Les CDN actuelles ne sont pas suffisantes pour atteindre l'objectif de l'Accord de Paris de limiter l'augmentation de la température mondiale à 1,5°C. Les dernières recherches indiquent que les engagements actuels pourraient conduire à une augmentation de la température de 2,5 à 2,9°C. Par conséquent, la prochaine série de CDN doit être suffisamment ambitieuse pour combler cet écart et aligner les actions à court terme sur les objectifs à long terme.
Au début du mois, le secrétaire général des Nations Unies, António Guterres, a souligné l'urgence de ce moment. "Nous avons besoin d'une bretelle de sortie de l'autoroute de l'enfer climatique, et la vérité est que nous avons le contrôle du volant. S'éloigner du bord du gouffre "est encore à peu près possible", a-t-il poursuivi. Mais seulement si nous nous battons plus fort. Tout dépend des décisions prises par les dirigeants politiques au cours de cette décennie et "en particulier au cours des 18 prochains mois", a-t-il déclaré.
Défis financiers pour la UNFCCC
Un autre contraste flagrant entre l'urgence de la crise et les mesures prises par les gouvernements pour y faire face est le fait que les pays ne financent pas suffisamment le secrétariat de la CCNUCC (UNFCCC), qui est soumis à une forte pression pour exécuter des mandats de plus en plus nombreux et des conférences de plus en plus importantes dans un contexte de fortes contraintes budgétaires, certaines parties n'ayant pas versé les contributions qui leur incombaient. Cette situation a conduit à l'absence de participation virtuelle et de diffusion sur le web d'une partie des réunions et des événements des organes subsidiaires. La situation budgétaire actuelle souligne la nécessité pour toutes les parties de s'acquitter de leurs obligations financières et pour les acteurs non parties de contribuer au financement d'activités essentielles telles que la communication et la sensibilisation.
La voie à suivre
Panneau de la COP29 à la conférence de Bonn, 7 juin 2024. Photo by 10 Billion Solutions/Mariana Castaño Cano
Alors que le monde se tourne vers la COP29, il est clair que des défis importants restent à relever. Les négociations de Bonn, tout en améliorant la transparence des actions climatiques et en établissant des règles pour un nouveau marché mondial du carbone, ont laissé de nombreuses questions cruciales en suspens. Les remarques finales de Simon Stiell au SB60 ont souligné la nécessité d'accélérer les efforts et l'importance de respecter les orientations scientifiques dans les négociations sur le climat.
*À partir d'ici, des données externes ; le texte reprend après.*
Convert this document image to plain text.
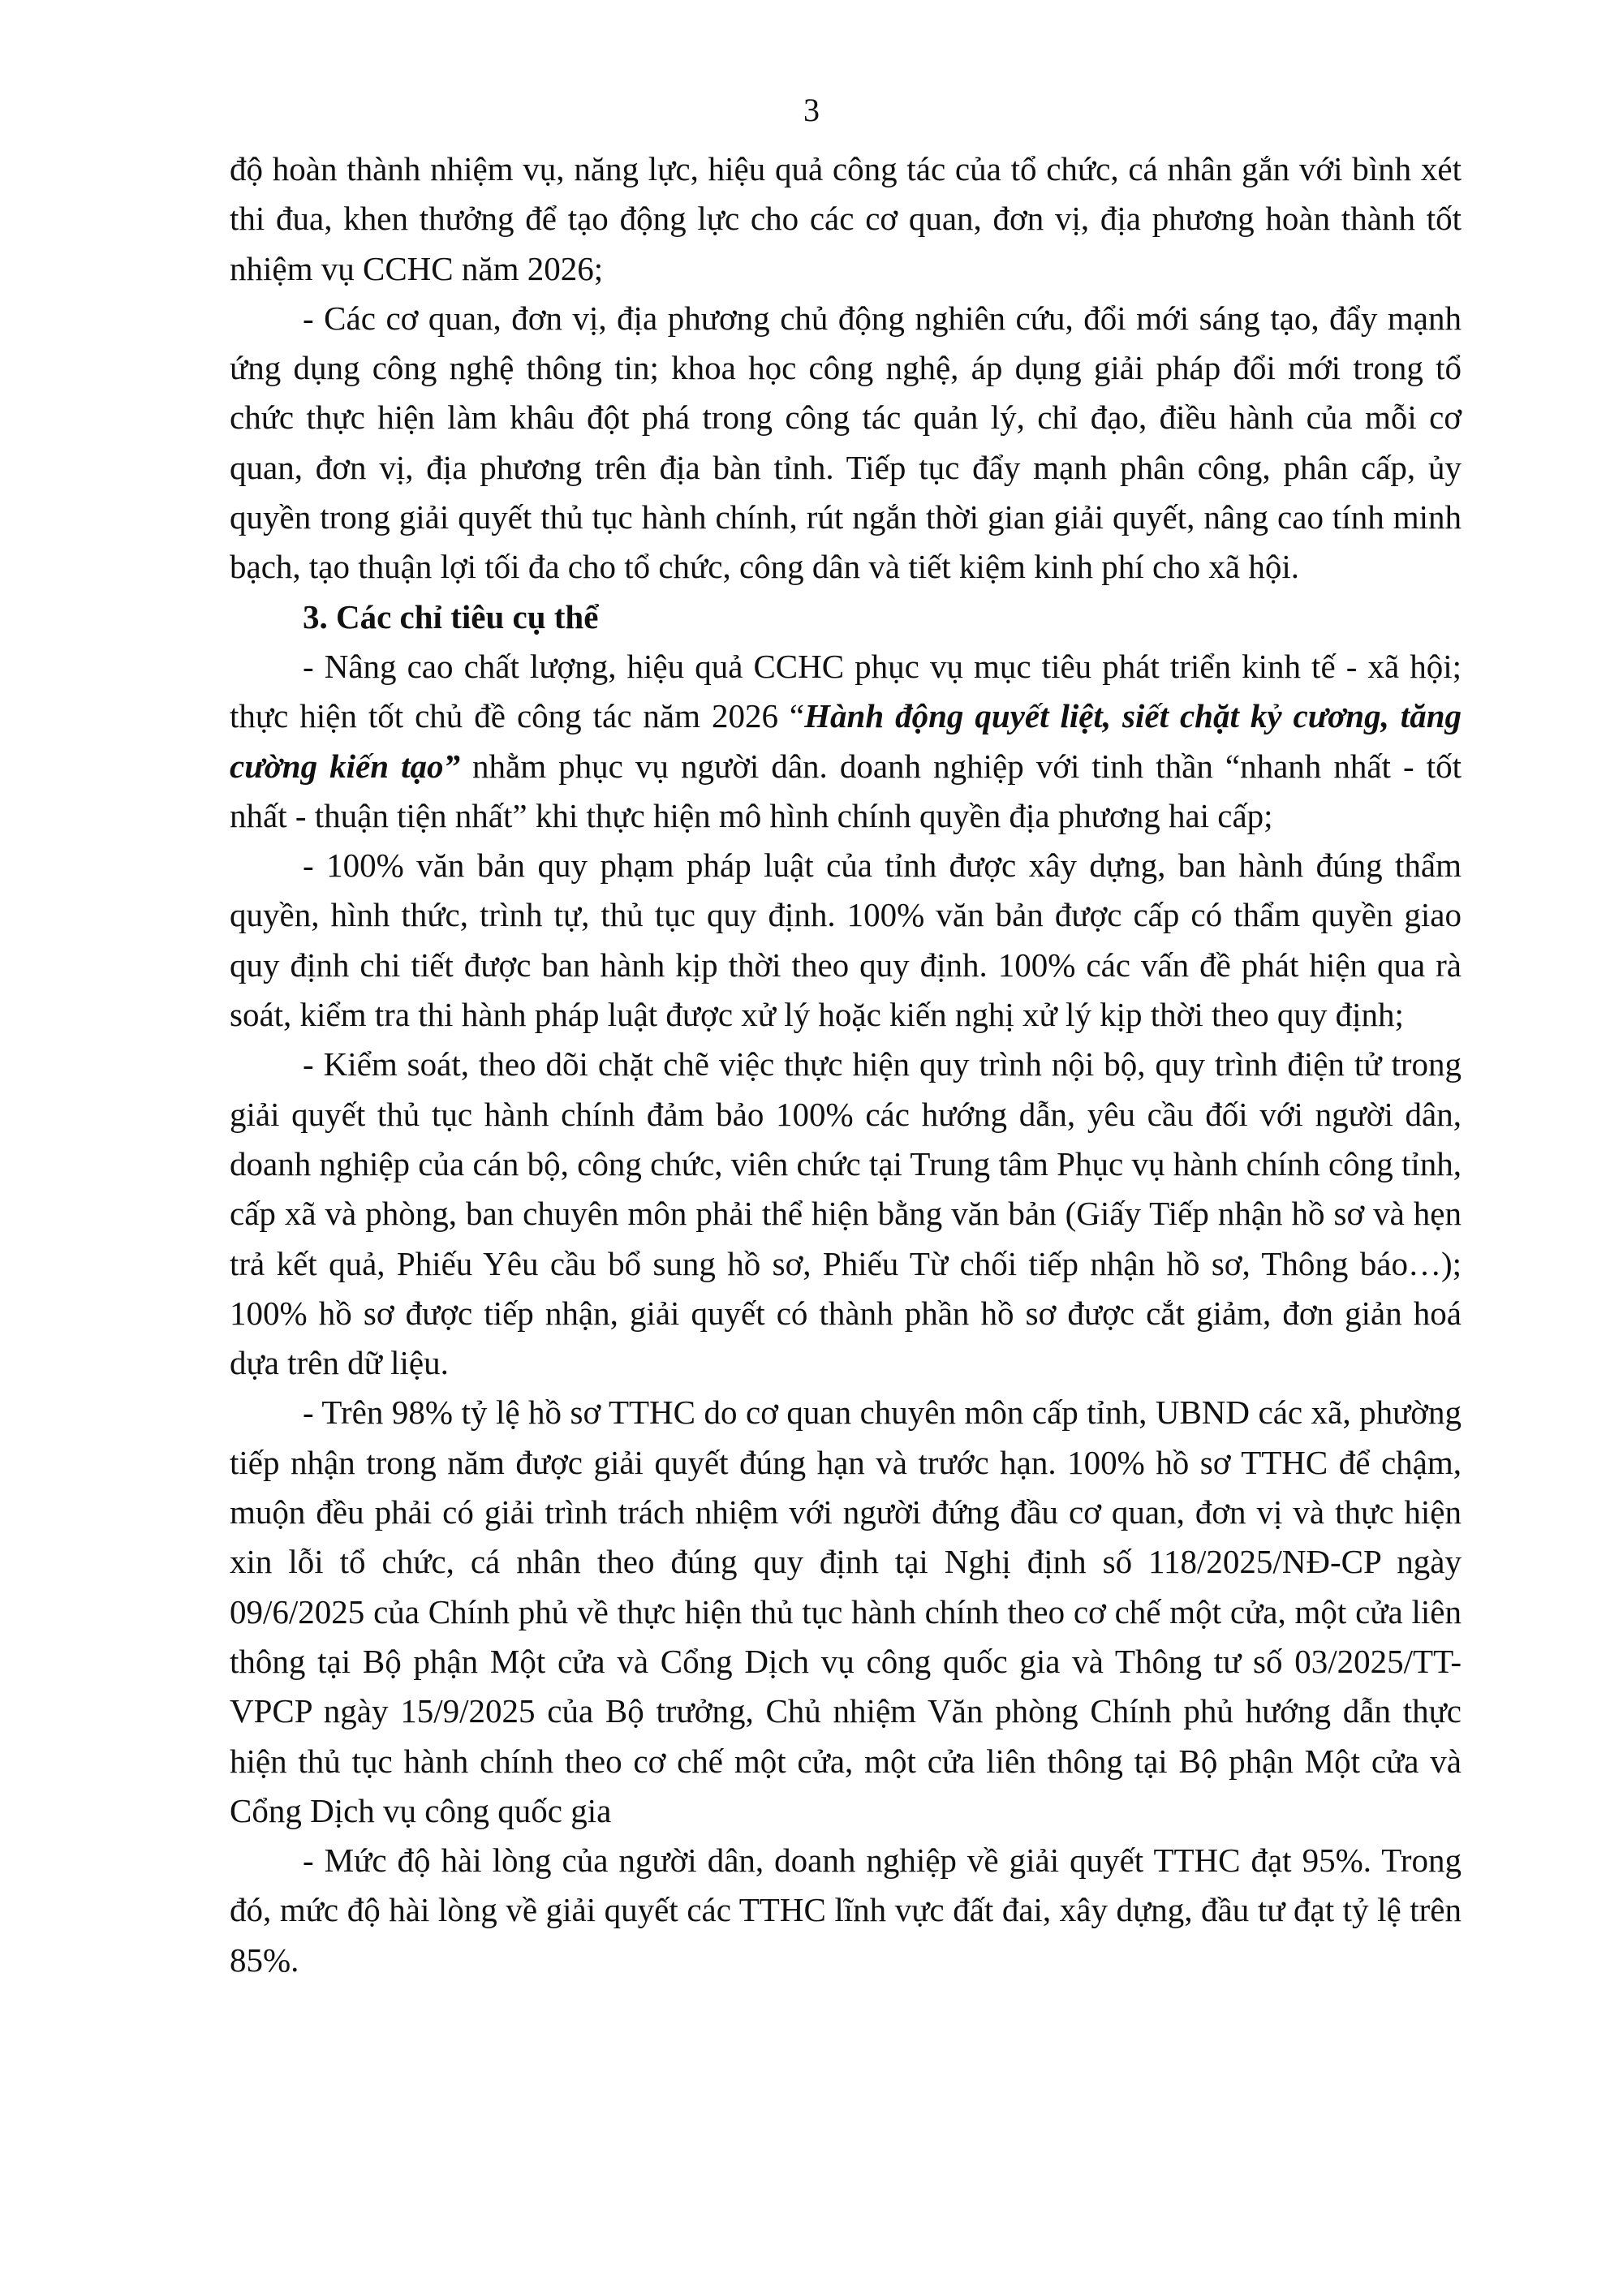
3

độ hoàn thành nhiệm vụ, năng lực, hiệu quả công tác của tổ chức, cá nhân gắn với bình xét thi đua, khen thưởng để tạo động lực cho các cơ quan, đơn vị, địa phương hoàn thành tốt nhiệm vụ CCHC năm 2026;

- Các cơ quan, đơn vị, địa phương chủ động nghiên cứu, đổi mới sáng tạo, đẩy mạnh ứng dụng công nghệ thông tin; khoa học công nghệ, áp dụng giải pháp đổi mới trong tổ chức thực hiện làm khâu đột phá trong công tác quản lý, chỉ đạo, điều hành của mỗi cơ quan, đơn vị, địa phương trên địa bàn tỉnh. Tiếp tục đẩy mạnh phân công, phân cấp, ủy quyền trong giải quyết thủ tục hành chính, rút ngắn thời gian giải quyết, nâng cao tính minh bạch, tạo thuận lợi tối đa cho tổ chức, công dân và tiết kiệm kinh phí cho xã hội.

3. Các chỉ tiêu cụ thể

- Nâng cao chất lượng, hiệu quả CCHC phục vụ mục tiêu phát triển kinh tế - xã hội; thực hiện tốt chủ đề công tác năm 2026 “Hành động quyết liệt, siết chặt kỷ cương, tăng cường kiến tạo” nhằm phục vụ người dân. doanh nghiệp với tinh thần “nhanh nhất - tốt nhất - thuận tiện nhất” khi thực hiện mô hình chính quyền địa phương hai cấp;

- 100% văn bản quy phạm pháp luật của tỉnh được xây dựng, ban hành đúng thẩm quyền, hình thức, trình tự, thủ tục quy định. 100% văn bản được cấp có thẩm quyền giao quy định chi tiết được ban hành kịp thời theo quy định. 100% các vấn đề phát hiện qua rà soát, kiểm tra thi hành pháp luật được xử lý hoặc kiến nghị xử lý kịp thời theo quy định;

- Kiểm soát, theo dõi chặt chẽ việc thực hiện quy trình nội bộ, quy trình điện tử trong giải quyết thủ tục hành chính đảm bảo 100% các hướng dẫn, yêu cầu đối với người dân, doanh nghiệp của cán bộ, công chức, viên chức tại Trung tâm Phục vụ hành chính công tỉnh, cấp xã và phòng, ban chuyên môn phải thể hiện bằng văn bản (Giấy Tiếp nhận hồ sơ và hẹn trả kết quả, Phiếu Yêu cầu bổ sung hồ sơ, Phiếu Từ chối tiếp nhận hồ sơ, Thông báo…); 100% hồ sơ được tiếp nhận, giải quyết có thành phần hồ sơ được cắt giảm, đơn giản hoá dựa trên dữ liệu.

- Trên 98% tỷ lệ hồ sơ TTHC do cơ quan chuyên môn cấp tỉnh, UBND các xã, phường tiếp nhận trong năm được giải quyết đúng hạn và trước hạn. 100% hồ sơ TTHC để chậm, muộn đều phải có giải trình trách nhiệm với người đứng đầu cơ quan, đơn vị và thực hiện xin lỗi tổ chức, cá nhân theo đúng quy định tại Nghị định số 118/2025/NĐ-CP ngày 09/6/2025 của Chính phủ về thực hiện thủ tục hành chính theo cơ chế một cửa, một cửa liên thông tại Bộ phận Một cửa và Cổng Dịch vụ công quốc gia và Thông tư số 03/2025/TT-VPCP ngày 15/9/2025 của Bộ trưởng, Chủ nhiệm Văn phòng Chính phủ hướng dẫn thực hiện thủ tục hành chính theo cơ chế một cửa, một cửa liên thông tại Bộ phận Một cửa và Cổng Dịch vụ công quốc gia

- Mức độ hài lòng của người dân, doanh nghiệp về giải quyết TTHC đạt 95%. Trong đó, mức độ hài lòng về giải quyết các TTHC lĩnh vực đất đai, xây dựng, đầu tư đạt tỷ lệ trên 85%.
Alors que la crise climatique s'intensifie et que des gens meurent dans le monde entier - il suffit de lire à propos des vagues de chaleur dramatiques en Arabie Saoudite, en Inde, aux États-Unis et en Méditerranée - la communauté internationale doit trouver d'urgence un terrain d'entente pour avancer avec détermination sur des questions clés telles que l'atténuation, l'adaptation et le financement. Ce n'est que par une action collective rapide et une confiance mutuelle que nous pourrons espérer faire face à l'urgence climatique, éviter les morts, les pertes et les souffrances, et améliorer la vie des gens.
En conclusion, si la participation record aux conférences sur le climat témoigne d'une préoccupation mondiale croissante et d'un examen minutieux de l'action climatique, elle souligne également le besoin urgent de négociations et de résolutions plus efficaces. À l'approche de la COP29, il est impératif que la communauté mondiale passe des paroles aux actes.